Жилище – это приемник сообщений, который к тому же их тщательно фильтрует и сортирует во избежание душевной имплозии. Жилище выполняет иммунную и терапевтическую функции. Тот, кто находится в доме, чувствует себя уверенно и не боится чужого. М. Хайдеггер назвал главным признаком эпохи нигилизма «бездомность» современного человека. Ее корни он видел в безродности, в увеличении числа мигрантов. Однако он также полагал, что безродность – отсутствие родины или бегство – компенсируется, если есть дом и человек жительствует в определенном месте. Лишенный после Второй мировой войны права преподавать у себя на родине и приглашенный во Францию М. Хайдеггер писал: «Я строю себе дом в Робийоне, чтобы там поселиться. Его центр – письменный стол, где в привычном беспорядке лежат книги и бумаги. Вокруг моего дома обычная деревня, где есть почта и где стоит обычная погода. Поэтому вокруг все необычно: Прованс, Франция, Европа, Земля, Универсум… Я укоренен в привычное и окружен необычным» [42] . Робиньон стал дополнением Тотнауберга. Это место, где М. Хайдеггер получил признание, где он ожидал почестей. Поэтому не родина, а дом как место, куда приходят знаки и сигналы, сообщения и письма, посетители и ученики, – вот что становится главным. Топологическая рефлексивность сменяется информационной. Бытие-на-родине становится функцией жилища. В свете семиоонтологического анализа жилье выглядит как машина габитуса, функция которой состоит в выделении из множества поступающих из мира сигналов наиболее достоверных. Поэтому нет особой необходимости в мебели и даже в стенах и крыше над головой.
42
Heidegger M. Wohnung beziehen in der Haimatlosigkeit. Vortrage und Aufsatzc. 1985. S. 27.
Эволюция местопребывания в пространстве ожидания и получения сообщений проходит несколько фаз. Кроме дома и жилища – это квартира, для антропологической характеристики которой П. Слотердайк использует старинный латинский термин «инсула» – так называлось жилье в многоэтажном доме в Древнем Риме.
П. Валери в 20-е гг. писал о синтезе архитектуры и музыки, который он назвал включенностью в произведение. В противоположность кантовской эстетике возвышенного, охватывающего природу, П. Валери писал о мире произведений искусства, образующем для человека окружающую среду, которая одновременно порабощает его.
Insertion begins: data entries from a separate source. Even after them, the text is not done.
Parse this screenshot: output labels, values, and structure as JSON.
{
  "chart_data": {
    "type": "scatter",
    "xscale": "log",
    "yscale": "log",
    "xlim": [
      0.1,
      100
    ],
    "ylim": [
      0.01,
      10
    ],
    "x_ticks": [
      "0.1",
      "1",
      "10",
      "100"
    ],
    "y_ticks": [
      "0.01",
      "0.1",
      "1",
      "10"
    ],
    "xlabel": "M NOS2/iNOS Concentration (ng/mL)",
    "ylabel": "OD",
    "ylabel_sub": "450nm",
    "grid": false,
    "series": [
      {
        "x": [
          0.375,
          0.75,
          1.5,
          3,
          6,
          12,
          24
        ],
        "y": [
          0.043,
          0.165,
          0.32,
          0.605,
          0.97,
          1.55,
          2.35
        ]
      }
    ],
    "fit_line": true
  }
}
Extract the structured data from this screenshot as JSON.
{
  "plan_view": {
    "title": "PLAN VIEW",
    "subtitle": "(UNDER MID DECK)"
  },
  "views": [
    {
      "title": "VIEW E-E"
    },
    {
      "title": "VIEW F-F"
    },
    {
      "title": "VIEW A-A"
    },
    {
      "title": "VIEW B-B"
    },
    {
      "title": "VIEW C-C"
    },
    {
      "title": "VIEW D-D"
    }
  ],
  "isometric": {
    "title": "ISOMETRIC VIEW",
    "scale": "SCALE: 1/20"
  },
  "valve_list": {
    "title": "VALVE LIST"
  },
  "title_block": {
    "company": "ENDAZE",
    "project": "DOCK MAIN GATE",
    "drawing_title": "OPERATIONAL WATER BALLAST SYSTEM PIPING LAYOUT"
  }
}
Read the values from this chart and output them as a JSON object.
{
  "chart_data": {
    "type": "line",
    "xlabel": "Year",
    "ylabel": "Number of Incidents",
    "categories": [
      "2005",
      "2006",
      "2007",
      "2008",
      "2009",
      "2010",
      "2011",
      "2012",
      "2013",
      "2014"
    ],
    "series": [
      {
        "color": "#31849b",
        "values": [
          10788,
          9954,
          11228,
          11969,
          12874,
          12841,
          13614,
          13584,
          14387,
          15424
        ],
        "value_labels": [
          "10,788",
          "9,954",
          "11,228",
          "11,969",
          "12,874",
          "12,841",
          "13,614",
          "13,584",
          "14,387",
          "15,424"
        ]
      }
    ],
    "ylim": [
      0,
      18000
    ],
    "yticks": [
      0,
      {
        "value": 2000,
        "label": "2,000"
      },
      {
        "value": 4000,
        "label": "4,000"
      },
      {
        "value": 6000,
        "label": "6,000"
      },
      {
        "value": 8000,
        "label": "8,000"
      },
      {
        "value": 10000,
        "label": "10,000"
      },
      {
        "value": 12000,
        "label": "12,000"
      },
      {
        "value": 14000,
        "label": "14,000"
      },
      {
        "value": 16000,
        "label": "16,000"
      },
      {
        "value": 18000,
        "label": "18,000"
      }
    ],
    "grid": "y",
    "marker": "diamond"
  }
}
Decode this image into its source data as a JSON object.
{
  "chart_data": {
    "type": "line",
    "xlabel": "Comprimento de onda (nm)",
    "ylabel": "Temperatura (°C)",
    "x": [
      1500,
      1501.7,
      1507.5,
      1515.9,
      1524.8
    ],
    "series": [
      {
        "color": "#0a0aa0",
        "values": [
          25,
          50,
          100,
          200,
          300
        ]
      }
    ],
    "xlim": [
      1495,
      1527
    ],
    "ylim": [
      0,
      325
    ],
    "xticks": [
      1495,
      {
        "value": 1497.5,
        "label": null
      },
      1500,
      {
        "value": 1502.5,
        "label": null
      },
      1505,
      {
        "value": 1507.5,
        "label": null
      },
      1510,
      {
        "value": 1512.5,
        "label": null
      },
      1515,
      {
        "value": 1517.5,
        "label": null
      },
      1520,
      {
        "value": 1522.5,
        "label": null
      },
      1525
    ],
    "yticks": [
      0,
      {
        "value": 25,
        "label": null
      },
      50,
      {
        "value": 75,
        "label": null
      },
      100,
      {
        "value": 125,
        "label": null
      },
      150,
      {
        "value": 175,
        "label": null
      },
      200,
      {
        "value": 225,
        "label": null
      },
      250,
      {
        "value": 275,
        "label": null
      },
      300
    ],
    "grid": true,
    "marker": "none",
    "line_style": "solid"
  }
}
Вопрос о тотальном искусстве был поставлен в эпоху кино, которое порабощало глаз, превращало его из органа дистантного восприятия в квазитактильный орган. Одновременно «Баухауз» оперировал понятием гештальта, которое обозначало домашние вещи. Не только демоническая музыка, но и архитектура и дизайн, обычная обстановка привязывали к себе и порабощали человека. Так стало возможно говорить о квартире как инсталляции, которая является эстетической экспликацией дома как древнейшей антропотехники. Такая экспликация оказалась продуктивной, поскольку в ХХ в. внутренняя архитектура ограничивала жизненное пространство индивида и коллектива. Дизайн квартиры, обстановка, кухня, освещение, отопление, очистка воздуха, воды открыли широкий фронт наступления на микромир человека. Сегодня процветает индустрия интерьера. Направленная на удовлетворение индивидуализма, она тем не менее возрождает ужасающий коллективизм, ибо предлагает серийный комфорт. Если раньше жилье определяло индивидуальность человека, то современный дизайн стирает ее.